Das alte Gebäude der Schiller-Grundschule in Weigsdorf-Köblitz ist eine einzige große Baustelle. Im September hat die Sanierung des rund 100 Jahre alten Hauses begonnen. „Alle Arbeiten liegen im Zeitplan“, berichtet Bauleiter Torsten Poddig vom Ingenieurbüro Eichler aus Görlitz. Die alte Dachdeckung ist entfernt. Jetzt laufen Zimmermannsarbeiten, und in der zweiten Hälfte der nächsten Woche sollen die Dachklempnerarbeiten starten. Bevor es richtig kalt wird, soll das neue Dach fertig sein, kündigt der Baufachmann an.

Während des Winters erfolgt dann der Innenausbau. Die Vorbereitungen dafür laufen. Im ersten Obergeschoss wurden bereits Wände abgebrochen. Künftig befinden sich an dieser Stelle Lehrmittel- Vorbereitungsräume. Auf derselben Etage wird demnächst ein Teil des Altbau-Anbaus abgerissen, sodass eine Terrasse entsteht. „Dort wird eine Fluchttreppe angebaut“, erklärt der Bauleiter die Pläne. Im Erdgeschoss entsteht zur Straße ein neuer Haupteingang. Komplett erneuert wird der Verbindungsgang zum Neubauteil der Schule: Glaselemente ersetzen dann Mauern.

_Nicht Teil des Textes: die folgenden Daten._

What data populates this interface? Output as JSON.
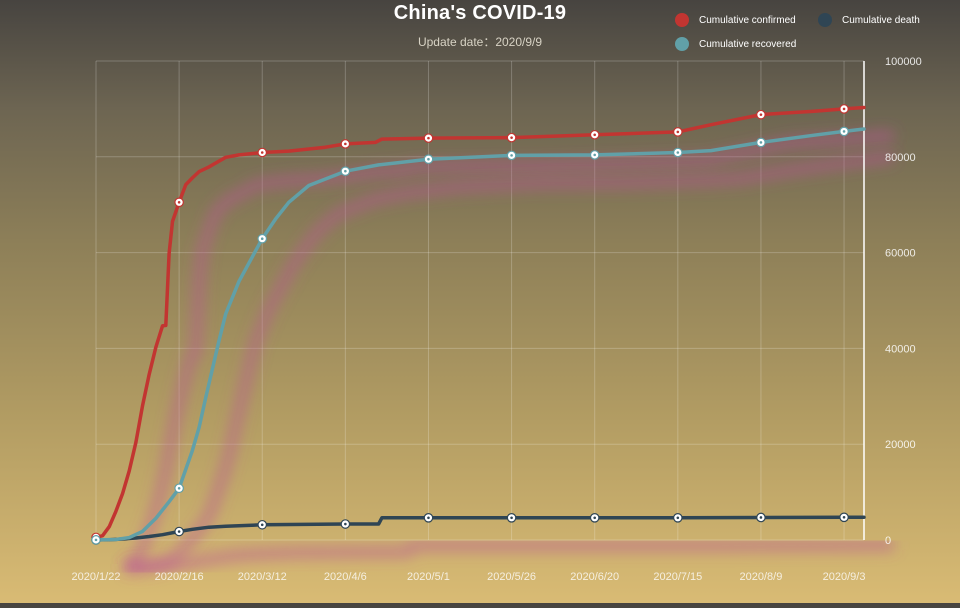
{
  "chart_data": {
    "type": "line",
    "title": "China's COVID-19",
    "subtitle": "Update date：2020/9/9",
    "x_ticks": [
      "2020/1/22",
      "2020/2/16",
      "2020/3/12",
      "2020/4/6",
      "2020/5/1",
      "2020/5/26",
      "2020/6/20",
      "2020/7/15",
      "2020/8/9",
      "2020/9/3"
    ],
    "y_ticks": [
      0,
      20000,
      40000,
      60000,
      80000,
      100000
    ],
    "ylim": [
      0,
      100000
    ],
    "x_range": [
      "2020/1/22",
      "2020/9/9"
    ],
    "y_axis_position": "right",
    "grid": true,
    "legend_position": "top-right",
    "series": [
      {
        "name": "Cumulative confirmed",
        "color": "#c23531",
        "x": [
          "2020/1/22",
          "2020/1/24",
          "2020/1/26",
          "2020/1/28",
          "2020/1/30",
          "2020/2/1",
          "2020/2/3",
          "2020/2/5",
          "2020/2/7",
          "2020/2/9",
          "2020/2/11",
          "2020/2/12",
          "2020/2/13",
          "2020/2/14",
          "2020/2/16",
          "2020/2/18",
          "2020/2/20",
          "2020/2/22",
          "2020/2/25",
          "2020/3/1",
          "2020/3/5",
          "2020/3/12",
          "2020/3/20",
          "2020/3/31",
          "2020/4/6",
          "2020/4/15",
          "2020/4/17",
          "2020/5/1",
          "2020/5/26",
          "2020/6/20",
          "2020/7/15",
          "2020/7/25",
          "2020/8/9",
          "2020/8/25",
          "2020/9/3",
          "2020/9/9"
        ],
        "y": [
          548,
          900,
          2800,
          6000,
          9700,
          14400,
          20400,
          28000,
          34600,
          40200,
          44700,
          44800,
          59800,
          66500,
          70500,
          74200,
          75600,
          76900,
          77900,
          79900,
          80400,
          80900,
          81200,
          82000,
          82700,
          83000,
          83700,
          83900,
          84000,
          84600,
          85200,
          86700,
          88800,
          89500,
          90000,
          90300
        ],
        "marked": [
          0,
          14,
          21,
          24,
          27,
          28,
          29,
          30,
          32,
          34
        ]
      },
      {
        "name": "Cumulative death",
        "color": "#2f4554",
        "x": [
          "2020/1/22",
          "2020/1/26",
          "2020/1/30",
          "2020/2/3",
          "2020/2/7",
          "2020/2/11",
          "2020/2/16",
          "2020/2/20",
          "2020/2/25",
          "2020/3/1",
          "2020/3/12",
          "2020/4/6",
          "2020/4/16",
          "2020/4/17",
          "2020/5/1",
          "2020/5/26",
          "2020/6/20",
          "2020/7/15",
          "2020/8/9",
          "2020/9/3",
          "2020/9/9"
        ],
        "y": [
          17,
          56,
          213,
          426,
          723,
          1113,
          1770,
          2236,
          2663,
          2870,
          3176,
          3335,
          3342,
          4632,
          4633,
          4634,
          4634,
          4634,
          4700,
          4739,
          4740
        ],
        "marked": [
          0,
          6,
          10,
          11,
          14,
          15,
          16,
          17,
          18,
          19
        ]
      },
      {
        "name": "Cumulative recovered",
        "color": "#61a0a8",
        "x": [
          "2020/1/22",
          "2020/1/28",
          "2020/2/1",
          "2020/2/5",
          "2020/2/9",
          "2020/2/13",
          "2020/2/16",
          "2020/2/20",
          "2020/2/22",
          "2020/2/24",
          "2020/2/28",
          "2020/3/1",
          "2020/3/5",
          "2020/3/12",
          "2020/3/16",
          "2020/3/20",
          "2020/3/26",
          "2020/4/6",
          "2020/4/16",
          "2020/5/1",
          "2020/5/26",
          "2020/6/20",
          "2020/7/15",
          "2020/7/25",
          "2020/8/9",
          "2020/8/25",
          "2020/9/3",
          "2020/9/9"
        ],
        "y": [
          28,
          100,
          500,
          1800,
          4500,
          8000,
          10800,
          18700,
          23500,
          29700,
          41600,
          47200,
          54000,
          62900,
          67000,
          70500,
          74000,
          77000,
          78300,
          79500,
          80300,
          80400,
          80900,
          81300,
          83000,
          84500,
          85300,
          85800
        ],
        "marked": [
          0,
          6,
          13,
          17,
          19,
          20,
          21,
          22,
          24,
          26
        ]
      }
    ]
  }
}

Rund anderthalb Millionen Euro investiert die Gemeinde Cunewalde in die Schule; knapp eine Million sind Fördermittel. Mit diesem Geld wird zum einen das alte Gebäude modernen Anforderungen angepasst, zum anderen aber auch umgestaltet. Das Ziel ist, die Grundschule zu einer Schule mit ganztägigen Angeboten und integriertem Vorschulteil zu entwickeln.

Als Nächstes will die Gemeinde nun gern auch die kleine Turn- und Mehrzweckhalle neben der Schiller-Schule erneuern. Sie wurde 1920 errichtet, mehrmals erfolgten Um- und Anbauten. Ein Antrag auf Fördermittel ist bereits gestellt. „Wir müssen uns jetzt entscheiden, ob wir das alte Gebäude sanieren oder nur einen Teil davon erhalten und einen neuen Anbau errichten“, sagt Bürgermeister Thomas Martolock (CDU). Darüber soll der Gemeinderat demnächst diskutieren.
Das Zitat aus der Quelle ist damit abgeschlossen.